Issue date: Dec 12, 1999
In this article:
getting Cosmetic surgery
of the newest trends
of youth goes mainstream
Taking a proactive approach to their looks, younger,
middle-class men and women get an early start on nips and tucks.
By Michele Pullia Turk
The promise of a lengthy reprieve from looking older has hit home
with baby boomers and Gen-Xers alike. More than 1 million cosmetic
surgery procedures were performed in 1998, a whopping 153% rise
since 1992, according to the American Society of Plastic and Reconstructive
Fueling the trend: Many people are going under the knife when
the first signs of aging appear instead of waiting till their wrinkles
get deeper. More than 65% of procedures are now done on people younger
than 50, says the ASPRS.
The new goal is to maintain rather than repair sun-damaged, aging
skin, so that with a few tweaks in your 30s and 40s, you can look
the same from 35 to 50. But many doctors note that these procedures
don't work miracles and warn of the general risk of any surgery.
Critics attribute the boom in cosmetic surgery to a youth-obsessed
culture. Call it mass consumption from the fountain of youth, but
plastic surgery no longer is limited to celebrities and ladies who
lunch. People even take out loans to get the work done.

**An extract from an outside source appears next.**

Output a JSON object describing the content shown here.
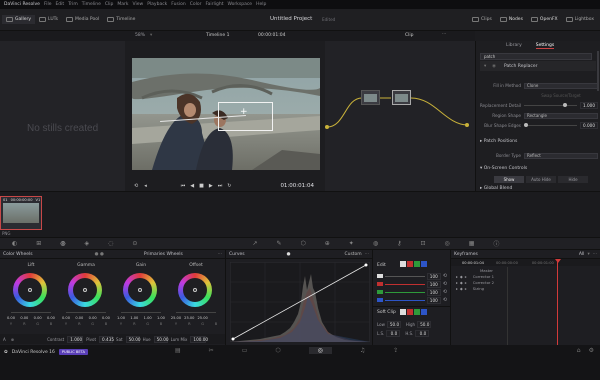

Increasingly, the young want to stay bright-eyed. Eyelid surgeries
-- up 102% since 1992 -- are "probably as common under age 40 as
over age 40," says Alan Matarasso, a plastic surgeon at Manhattan
Eye and Ear Hospital in New York. As with their health, more people
are taking a proactive approach to their looks. "The earlier you
do it," Matarasso maintains, "the more natural it looks and the
longer it lasts."
Unlike traditional face lifts, the latest generation of cosmetic
procedures leaves few scars and requires smaller, if any, incisions,
reducing risk, cost and recovery time. Injections of the FDA-approved
muscle relaxer Botox, from botulism bacterium, increased 142% last
year, making it the fastest-growing procedure, according to an industry
"There have definitely been tremendous advances, and there's a
greater awareness on the part of the public that there are little
things they can do as they get older," says Matarasso. Nonetheless,
many remain cautious. In an annual "wrinkle report," New York dermatologist
Deborah Sarnoff found 70% of people ages 30-50 surveyed this year
already believe they look younger than their peers.
the newest trends:
Lunch-time lifts. Chemical peels, using glycolic acid,
and microdermabrasion, using aluminum crystals to blast off old
skin, are called lunch-time peels because they can be done in an
hour. They reduce fine lines and brighten skin.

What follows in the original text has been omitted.